I’ve been holding out on you guys. You thought I was a professional, thirty-mumble-year-old copyeditor and writer trying to get through her day. In fact, I am ten years old.
I’ve been working on an essay about Scary Things to Talk About since January. It has gone through many iterations, and most days it makes me want to curl up on my bed with the
teddy bear dog.
You know how you’re told to write about the things you’re not supposed to talk about? You know how you’re supposed to write directly about your fears? I’ve nodded along with this advice for years. But it turns out this doesn’t mean I should write about spiders or my fear of heights. It means I have to write about things that scare me for reasons I don’t really understand. I have to figure out why they scare me, and write them down.
Today is the day I’m going to send that essay out into the world. I was looking for work clothes and then turned to DP, and said, “I’m not sure I can figure out what to wear to work AND submit the essay.” DP is a nice enough man that he didn’t call me out on being the fragilest flower in the world.

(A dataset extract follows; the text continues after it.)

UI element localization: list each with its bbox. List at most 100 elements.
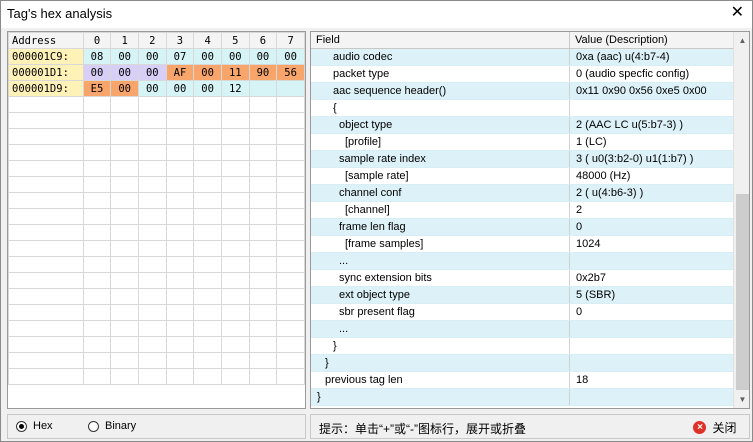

“I think I’m going to put on my favorite pjs, submit, and then get dressed for work.”
“Mm-hm,” he said.
And sitting here in my favorite star pajamas, I feel ten years old. I’m relying on a modicum of physical comfort to deal with something that is emotionally difficult. And it’s all so fucking petty, but it is my life.
There are days when I understand why toddlers have meltdowns over tiny shifts in their physical lives. I think we all have similar impulses, just a hell of a lot more self-control and experience to put it all in perspective.
C’mon, make me feel better about my current delicate flower status. What stupid childish things do you do?